Is an exposed boiler spoiling the look of your kitchen? You’re not alone. Research has found that unattractive exposed boilers are a bugbear among many UK homeowners.
In fact, 57% of them would look to knock £5,000 off the purchase price of a house just because the boiler was on show!
Fortunately, you don’t have to grin and bear it by living with an unsightly boiler. We’re going to take you step-by-step through the process of how to box in a boiler, transforming it from an eyesore into a feature.
Tools & Materials
- Tape measure
- Carpenter’s pen
- Spirit level
- Hammer drill
- Kitchen unit (or cupboard built from scratch)
- Angle brackets
- Countersunk screws
- Spirit level
- Masonry wall plugs (red plugs for 6mm holes should be sufficient)
- Extra pair of hands
How to Box in a Boiler – Step-by-Step Instructions
The easiest (and best) way to box in a boiler is by using a ready-made kitchen unit. Picking one to match your kitchen décor limits the amount of work you need to do.
You could also choose to build your own cupboard to do the job. Our instructions will focus on the unit option, but most of them still apply if you do choose to build a cupboard from scratch.
BTW, if you’re more of a visual learner, complement our instructions below on how to box in a boiler with this wonderful timelapse video from Patrick Henry:
1. Measuring Your Boiler
Your first step is to accurately measure your boiler. You need to find the right unit you can use to box it in. When choosing the unit, there are a couple of important things to keep in mind:
- The boiler must be easily accessible for servicing and/or repairs
- You must leave at least 50mm of space all around the boiler for the purpose of ventilation
Pro Tip: Before measuring anything, dig out the manufacturer’s instructions for your boiler. Check if there are any specific requirements for ventilation or flue-ing.
2. Identifying Alterations
You’ll need to make a few alterations to your unit before it will house the boiler properly. To assess these alterations, first, take off the doors. You can then offer it up into its final position.
When you do that, the alterations will become obvious. Mark the positions on the unit where you need to cut notches or gaps to accommodate pipes, cables, thermostats and the like.
3. Making Alterations
Using a jigsaw, cut the various notches and openings you’ve just identified. You don’t want them to be too tightly fitted to the pipes or cables, but you also don’t want gaping gaps in the unit.
After making initial cuts, offer the unit back up into position. Assess whether you need to enlarge or alter any of your cuts. Take the unit back down and make the tweaks. Repeat the process until it fits snugly around the pipes and extrusions.
4. Attaching Brackets
You now need to fit brackets to your unit. You’ll want to fit at least four angle brackets. The best place to put them is on the underside of the unit’s top, and on the inner surface of its base. That way, you’ll distribute the weight of the unit evenly when putting it on the wall.

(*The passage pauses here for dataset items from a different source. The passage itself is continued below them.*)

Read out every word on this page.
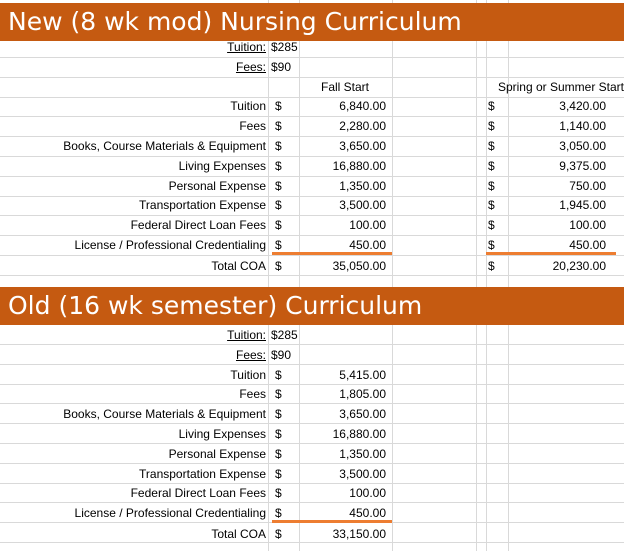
New (8 wk mod) Nursing Curriculum
Tuition: $285
Fees: $90
Fall Start	Spring or Summer Start
Tuition $	6,840.00	$	3,420.00
Fees $	2,280.00	$	1,140.00
Books, Course Materials & Equipment $	3,650.00	$	3,050.00
Living Expenses $	16,880.00	$	9,375.00
Personal Expense $	1,350.00	$	750.00
Transportation Expense $	3,500.00	$	1,945.00
Federal Direct Loan Fees $	100.00	$	100.00
License / Professional Credentialing $	450.00	$	450.00
Total COA $	35,050.00	$	20,230.00
Old (16 wk semester) Curriculum
Tuition: $285
Fees: $90
Tuition $	5,415.00
Fees $	1,805.00
Books, Course Materials & Equipment $	3,650.00
Living Expenses $	16,880.00
Personal Expense $	1,350.00
Transportation Expense $	3,500.00
Federal Direct Loan Fees $	100.00
License / Professional Credentialing $	450.00
Total COA $	33,150.00
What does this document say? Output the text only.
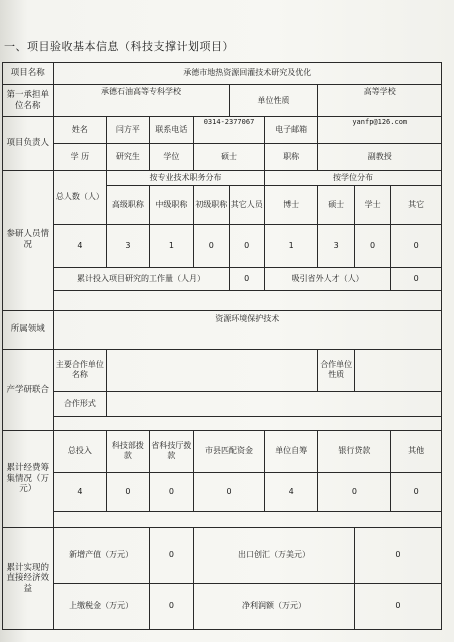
一、项目验收基本信息（科技支撑计划项目）
项目名称	承德市地热资源回灌技术研究及优化								
第一承担单位名称	承德石油高等专科学校				单位性质		高等学校		
项目负责人	姓名	闫方平	联系电话	0314-2377067		电子邮箱	yanfp@126.com		
	学 历	研究生	学位	硕士		职称	副教授		
参研人员情况	总人数（人）	按专业技术职务分布				按学位分布			
		高级职称	中级职称	初级职称	其它人员	博士	硕士	学士	其它
	4	3	1	0	0	1	3	0	0
	累计投入项目研究的工作量（人月）				0	吸引省外人才（人）			0

所属领域	资源环境保护技术								
产学研联合	主要合作单位名称						合作单位性质		
	合作形式								

累计经费筹集情况（万元）	总投入	科技部拨款	省科技厅拨款	市县匹配资金		单位自筹	银行贷款		其他
	4	0	0	0		4	0		0

累计实现的直接经济效益	新增产值（万元）		0	出口创汇（万美元）				0	
	上缴税金（万元）		0	净利润额（万元）				0	
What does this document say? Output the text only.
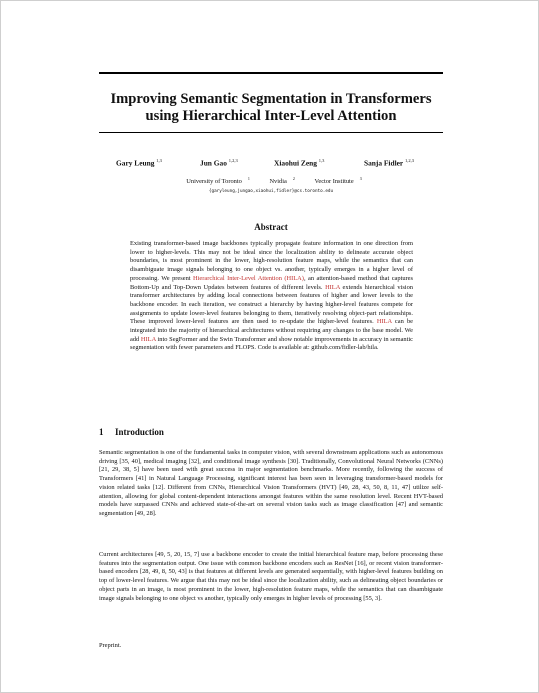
Improving Semantic Segmentation in Transformers
using Hierarchical Inter-Level Attention
Gary Leung $^{1,3}$	Jun Gao $^{1,2,3}$	Xiaohui Zeng $^{1,3}$	Sanja Fidler $^{1,2,3}$
University of Toronto $^1$	Nvidia $^2$	Vector Institute $^3$
{garyleung,jungao,xiaohui,fidler}@cs.toronto.edu
Abstract
Existing transformer-based image backbones typically propagate feature information in one direction from lower to higher-levels. This may not be ideal since the localization ability to delineate accurate object boundaries, is most prominent in the lower, high-resolution feature maps, while the semantics that can disambiguate image signals belonging to one object vs. another, typically emerges in a higher level of processing. We present Hierarchical Inter-Level Attention (HILA), an attention-based method that captures Bottom-Up and Top-Down Updates between features of different levels. HILA extends hierarchical vision transformer architectures by adding local connections between features of higher and lower levels to the backbone encoder. In each iteration, we construct a hierarchy by having higher-level features compete for assignments to update lower-level features belonging to them, iteratively resolving object-part relationships. These improved lower-level features are then used to re-update the higher-level features. HILA can be integrated into the majority of hierarchical architectures without requiring any changes to the base model. We add HILA into SegFormer and the Swin Transformer and show notable improvements in accuracy in semantic segmentation with fewer parameters and FLOPS. Code is available at: github.com/fidler-lab/hila.
1 Introduction
Semantic segmentation is one of the fundamental tasks in computer vision, with several downstream applications such as autonomous driving [35, 40], medical imaging [32], and conditional image synthesis [30]. Traditionally, Convolutional Neural Networks (CNNs) [21, 29, 38, 5] have been used with great success in major segmentation benchmarks. More recently, following the success of Transformers [41] in Natural Language Processing, significant interest has been seen in leveraging transformer-based models for vision related tasks [12]. Different from CNNs, Hierarchical Vision Transformers (HVT) [49, 28, 43, 50, 8, 11, 47] utilize self-attention, allowing for global content-dependent interactions amongst features within the same resolution level. Recent HVT-based models have surpassed CNNs and achieved state-of-the-art on several vision tasks such as image classification [47] and semantic segmentation [49, 28].
Current architectures [49, 5, 20, 15, 7] use a backbone encoder to create the initial hierarchical feature map, before processing these features into the segmentation output. One issue with common backbone encoders such as ResNet [16], or recent vision transformer-based encoders [28, 49, 8, 50, 43] is that features at different levels are generated sequentially, with higher-level features building on top of lower-level features. We argue that this may not be ideal since the localization ability, such as delineating object boundaries or object parts in an image, is most prominent in the lower, high-resolution feature maps, while the semantics that can disambiguate image signals belonging to one object vs another, typically only emerges in higher levels of processing [55, 3].
Preprint.
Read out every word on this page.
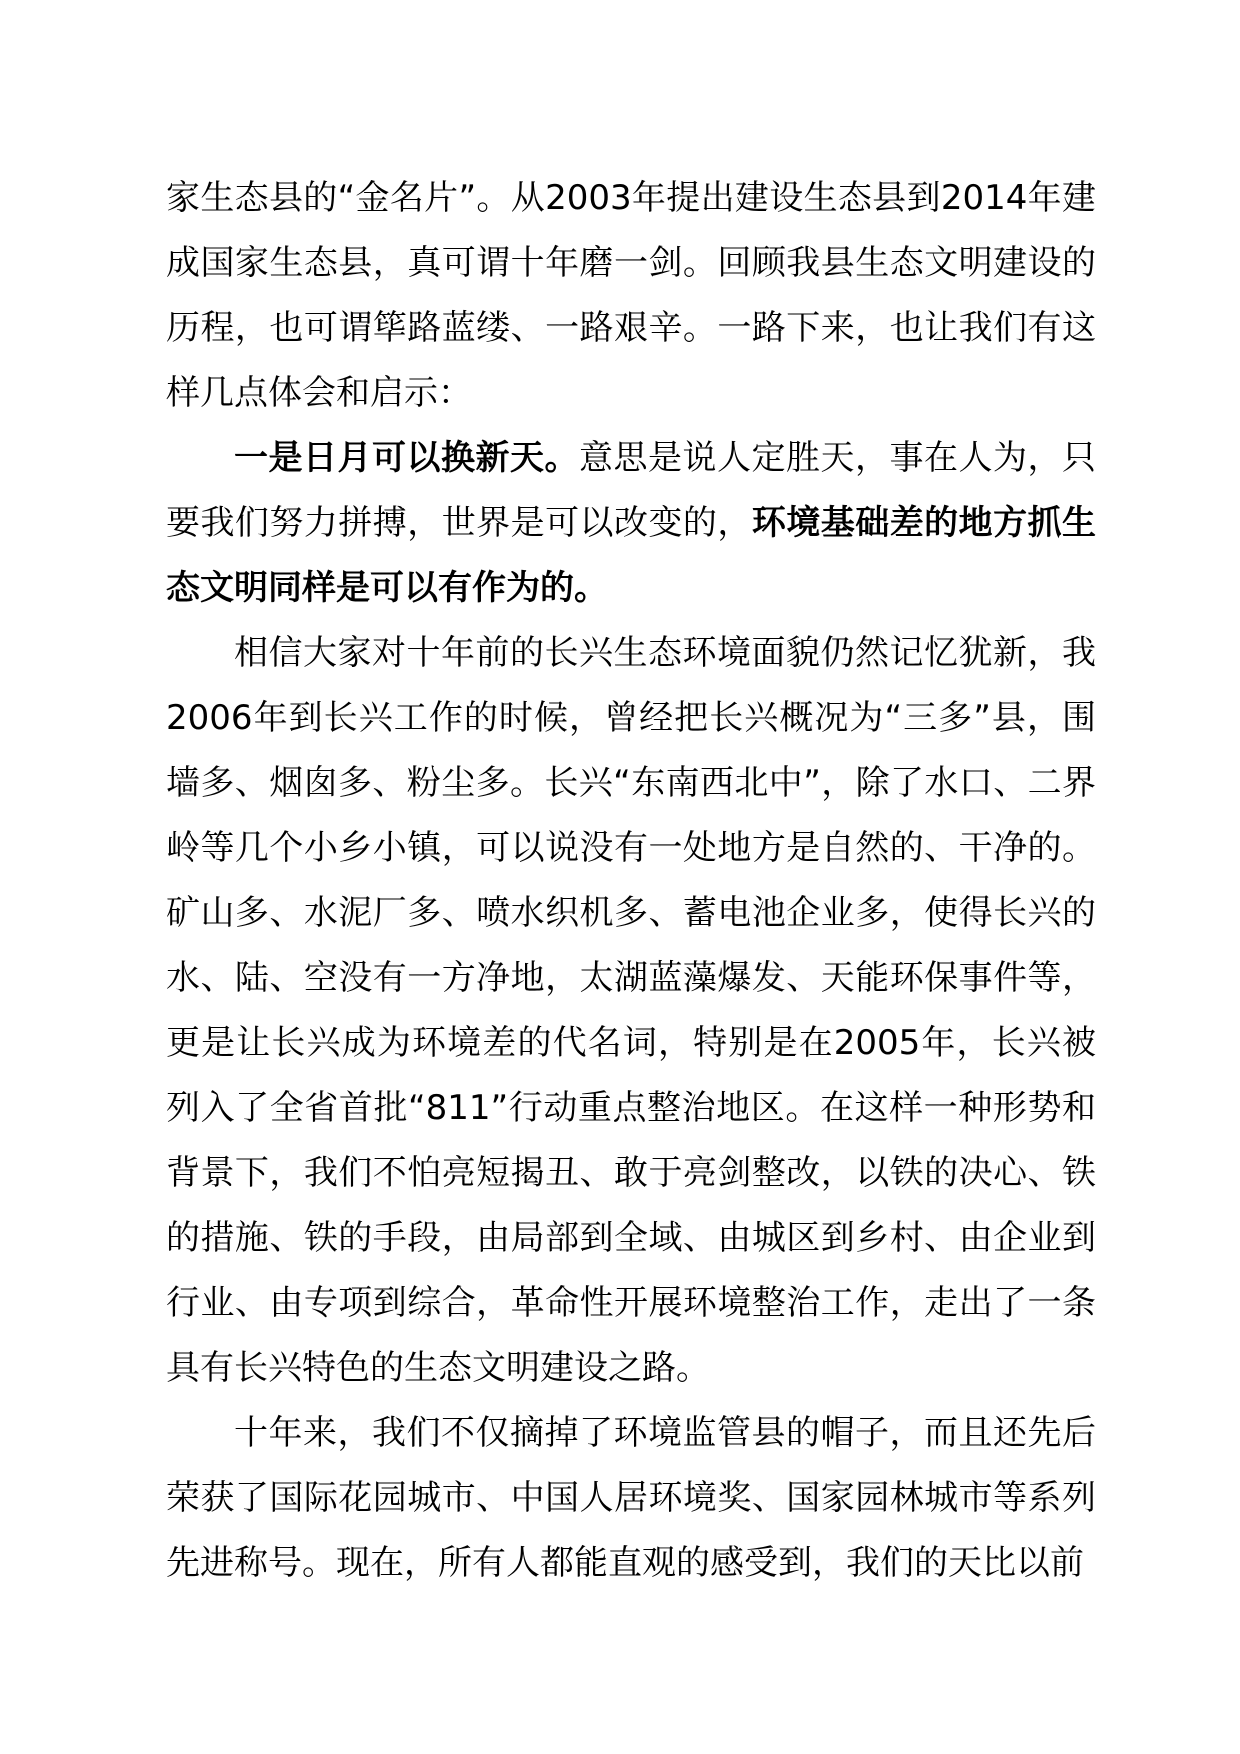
家生态县的“金名片”。从2003年提出建设生态县到2014年建成国家生态县，真可谓十年磨一剑。回顾我县生态文明建设的历程，也可谓筚路蓝缕、一路艰辛。一路下来，也让我们有这样几点体会和启示：

一是日月可以换新天。意思是说人定胜天，事在人为，只要我们努力拼搏，世界是可以改变的，环境基础差的地方抓生态文明同样是可以有作为的。

相信大家对十年前的长兴生态环境面貌仍然记忆犹新，我2006年到长兴工作的时候，曾经把长兴概况为“三多”县，围墙多、烟囱多、粉尘多。长兴“东南西北中”，除了水口、二界岭等几个小乡小镇，可以说没有一处地方是自然的、干净的。矿山多、水泥厂多、喷水织机多、蓄电池企业多，使得长兴的水、陆、空没有一方净地，太湖蓝藻爆发、天能环保事件等，更是让长兴成为环境差的代名词，特别是在2005年，长兴被列入了全省首批“811”行动重点整治地区。在这样一种形势和背景下，我们不怕亮短揭丑、敢于亮剑整改，以铁的决心、铁的措施、铁的手段，由局部到全域、由城区到乡村、由企业到行业、由专项到综合，革命性开展环境整治工作，走出了一条具有长兴特色的生态文明建设之路。

十年来，我们不仅摘掉了环境监管县的帽子，而且还先后荣获了国际花园城市、中国人居环境奖、国家园林城市等系列先进称号。现在，所有人都能直观的感受到，我们的天比以前
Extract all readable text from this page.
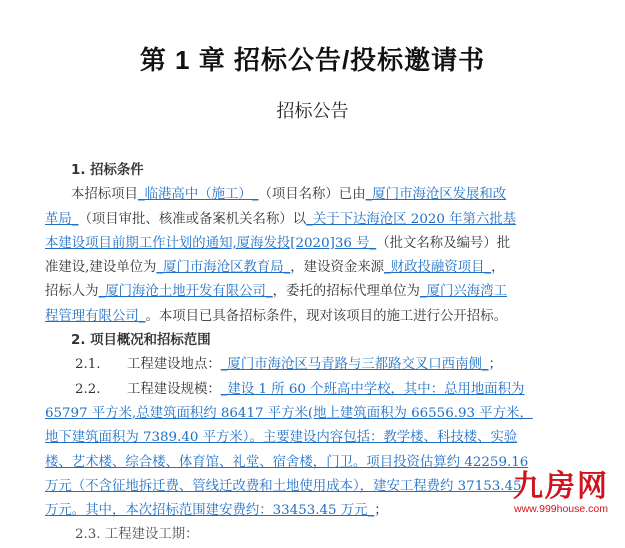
第 1 章 招标公告/投标邀请书
招标公告
1. 招标条件
本招标项目_临港高中（施工）_（项目名称）已由_厦门市海沧区发展和改
革局_（项目审批、核准或备案机关名称）以_关于下达海沧区 2020 年第六批基
本建设项目前期工作计划的通知,厦海发投[2020]36 号_（批文名称及编号）批
准建设,建设单位为_厦门市海沧区教育局_，建设资金来源_财政投融资项目_，
招标人为_厦门海沧土地开发有限公司_，委托的招标代理单位为_厦门兴海湾工
程管理有限公司_。本项目已具备招标条件，现对该项目的施工进行公开招标。
2. 项目概况和招标范围
2.1. 工程建设地点：_厦门市海沧区马青路与三都路交叉口西南侧_；
2.2. 工程建设规模：_建设 1 所 60 个班高中学校，其中：总用地面积为
65797 平方米,总建筑面积约 86417 平方米(地上建筑面积为 66556.93 平方米，
地下建筑面积为 7389.40 平方米）。主要建设内容包括：教学楼、科技楼、实验
楼、艺术楼、综合楼、体育馆、礼堂、宿舍楼，门卫。项目投资估算约 42259.16
万元（不含征地拆迁费、管线迁改费和土地使用成本），建安工程费约 37153.45
万元。其中，本次招标范围建安费约：33453.45 万元_；
2.3. 工程建设工期：
九房网
www.999house.com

Use a spirit level to make sure your unit is level where it stands. Place the brackets into position and drill pilot holes. Then screw the brackets in place securely.
Pro Tip: You’ll be best served using countersunk screws to fix your brackets. That will ensure the screw heads don’t stick up above the level of the bracket. You can find more about countersinking, and screws in general, in our guide to picking the right screw for the job.
5. Preparing Your Wall
You’ll definitely need an extra pair of hands from here on. Get someone to position the unit in its correct location. Use a spirit level to make absolutely certain that the unit is level, and stands flush to the wall.
Use a pencil to mark the positions of the bracket holes on the wall. Take the unit down and then drill the holes in the relevant places.
Pro Tip: Your best option is to use a hammer drill to make your holes. Hammer drills are designed specifically for harder surfaces like brick, concrete and mortar. They work by delivering a succession of blows, as well as rotating.
6. Fixing the Unit
After drilling your holes, insert wall plugs (sometimes also called rawlplugs) into them. Which size plugs to use will obviously depend on the drill bit you used to drill your holes. The standard red plugs (for 6mm holes) should be fine.
Get your assistant (whether they’re glamorous or not is entirely up to you) to once again hold the unit in place. Take the same measures as before to ensure its level and flush before screwing the unit into place. You can then reattach the doors you took off earlier, checking that they hang straight and open properly.
7. (Optional) Finishing Touches
That could be the end of your project. If you’ve used a mismatched unit or made your own cupboard, though, you might want to think about decorating it. This post from Little House on the Corner offers some great tips about painting wooden furniture.
For more creative/thrifty ideas, check out this video from the Carpenter’s Daughter:
Also, If you’re feeling inspired, you may also want to think about concealing other functional but unsightly elements in your home. Popular DIY blogger (and PWS author) Kezzabeth offers some great insights into the possibilities of hiding pipes behind skirting boards.
How to Box in a Boiler – Final Thoughts
That’s all there is to it. Our guide explaining how to box in a boiler is made up of just half a dozen simple steps. With a little time, effort and expense, you can solve one of the most common aesthetic issues of UK homes – and one which might be knocking £5,000 off your property’s value!